„Mystery Sonatas / For Rosa“ von Anna Teresa De Keersmaeker / Amandine Beyer / Rosas / Gli Incogniti

Vertrautes, das ungewohnt wirkt

„Mystery Sonatas / For Rosa“ von Anne Teresa De Keersmaeker bei Impulstanz

Das neueste Gruppenstück der belgischen Choreografin vereint alles, was man von ihr seit vielen Jahren gewohnt ist und doch wirkt es anders, frischer. Das liegt vielleicht auch an der verwendeten Musik, den „Mysterien-Sonaten“.

Wien, 14/07/2022

Dichter Theaternebel wabert von der Bühne durch den Zuschauerraum des Wiener Volkstheaters vor Beginn der Österreichischen Erstaufführung von Anne Teresa De Keersmaekers „Mystery Sonatas / For Rosa“. Doch leider, der Nebel ist zu dicht – eine Nebelmaschine ist „durchgegangen“ –, das Publikum muss fast vierzig Minuten warten, bis sich der Nebel zum Großteil verzogen hat und das Stück beginnen kann. Durch diese Verzögerung hat man den ganzen Abend das Gefühl, dass sowohl die Energie im Publikum als auch auf der Bühne nicht ganz stimmig ist. Das ist sehr schade, denn Keersmaeker hat wieder einmal ein großartiges Stück geschaffen.

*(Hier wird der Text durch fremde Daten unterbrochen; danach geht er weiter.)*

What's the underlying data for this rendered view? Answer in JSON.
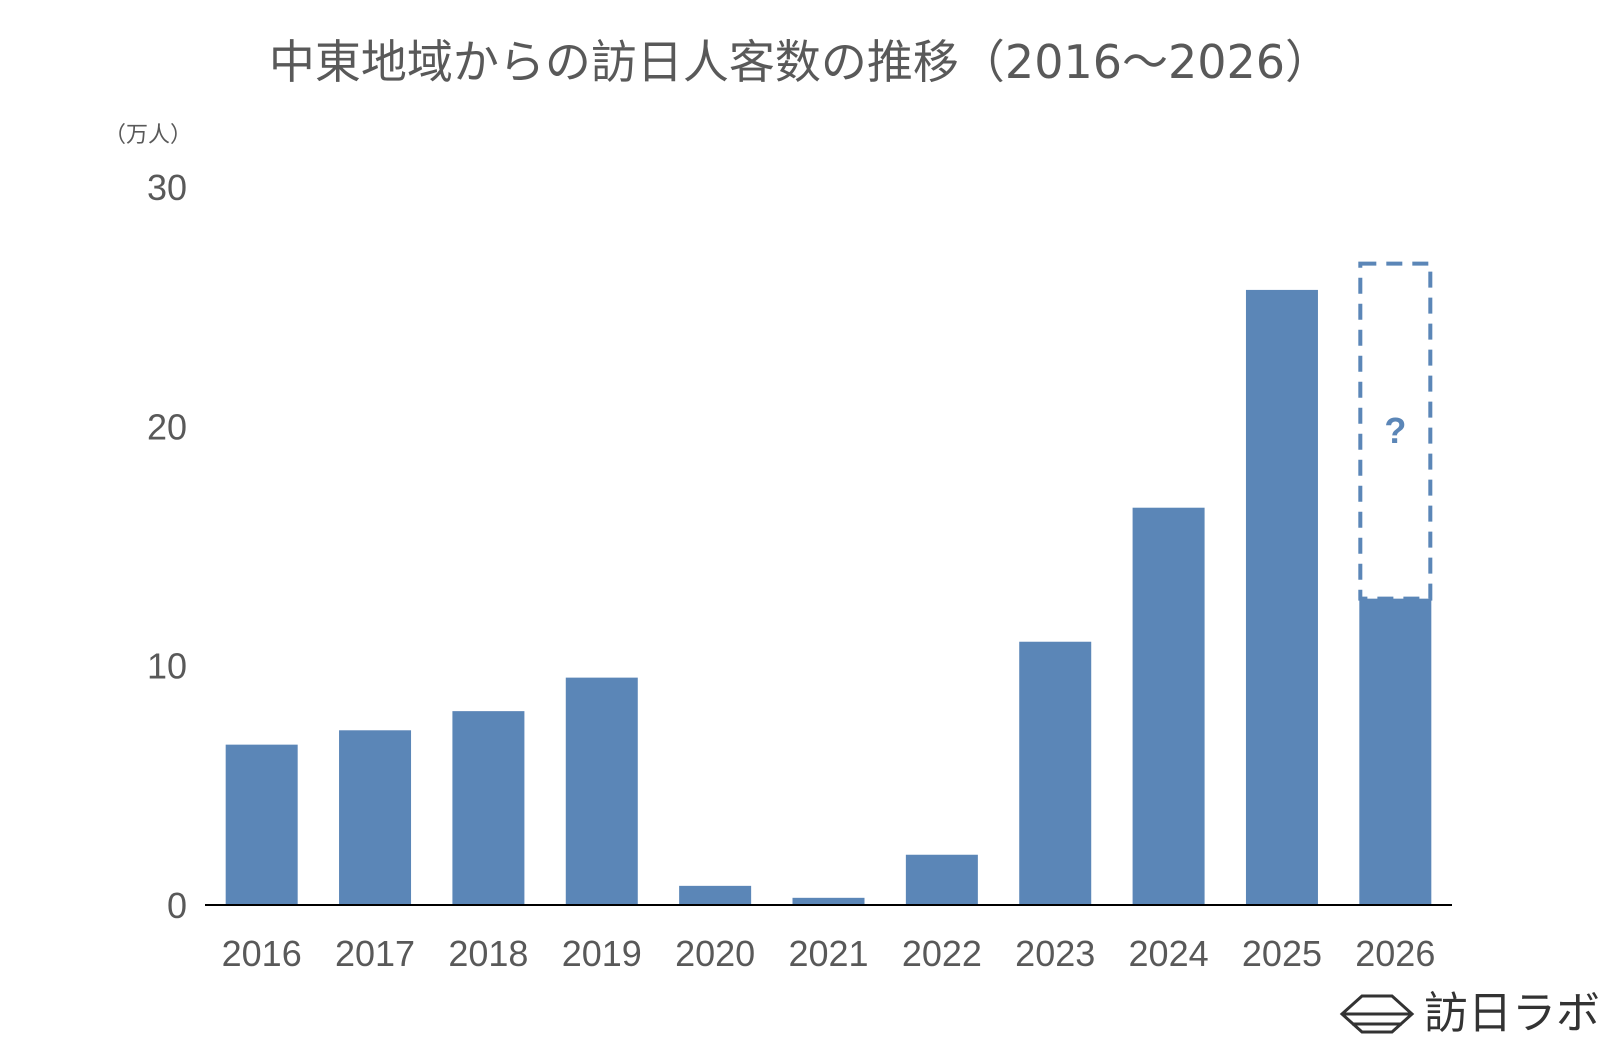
{
  "colors": {
    "bar": "#5b86b7",
    "text": "#595959",
    "axis": "#000000",
    "logo": "#333333"
  },
  "chart_data": {
    "type": "bar",
    "title": "中東地域からの訪日人客数の推移（2016～2026）",
    "unit_label": "（万人）",
    "xlabel": "",
    "ylabel": "",
    "ylim": [
      0,
      30
    ],
    "yticks": [
      0,
      10,
      20,
      30
    ],
    "grid": false,
    "categories": [
      "2016",
      "2017",
      "2018",
      "2019",
      "2020",
      "2021",
      "2022",
      "2023",
      "2024",
      "2025",
      "2026"
    ],
    "values": [
      6.7,
      7.3,
      8.1,
      9.5,
      0.8,
      0.3,
      2.1,
      11.0,
      16.6,
      25.7,
      12.8
    ],
    "projection": {
      "category": "2026",
      "value": 26.8,
      "label": "?",
      "style": "dashed-outline"
    }
  },
  "logo": {
    "text": "訪日ラボ",
    "icon": "hexagon-logo-icon"
  }
}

Auf der leeren Bühne ist links hinten das Ensemble Gli Incogniti, das auf alte Musik spezialisiert ist, platziert. Unter der Leitung der Violonistin Amandine Beyer interpretiert es hervorragend die 16 „Mysterien-Sonaten“ von Heinrich Ignaz Franz Biber. Der berühmte Komponist und Geiger der Barockzeit komponierte diese zwischen 1678 und 1687. Aufgeteilt werden die Sonaten in drei Fünfergruppen, nämlich in den freudenreichen, den schmerzhaften und den glorreichen Rosenkranz, weshalb sie auch „Rosenkranzsonaten“ genannt werden. Zum Abschluss folgt die Passagalia „Der Schutzengel“ für Violine, Solo. Es ist also Musik, die nicht für den Tanz komponiert ist sondern ganz im Gegenteil eine Unterstützung für das Beten des Rosenkranzes sein soll. Doch wer sich mit der Komposition genauer beschäftigt entdeckt – wie eben auch Anne Teresa De Keersmaeker – dass die Musik sehr tänzerisch wirkt; auch, weil sie Tanzformen wie Gigues, Allemandes und Courantes enthält.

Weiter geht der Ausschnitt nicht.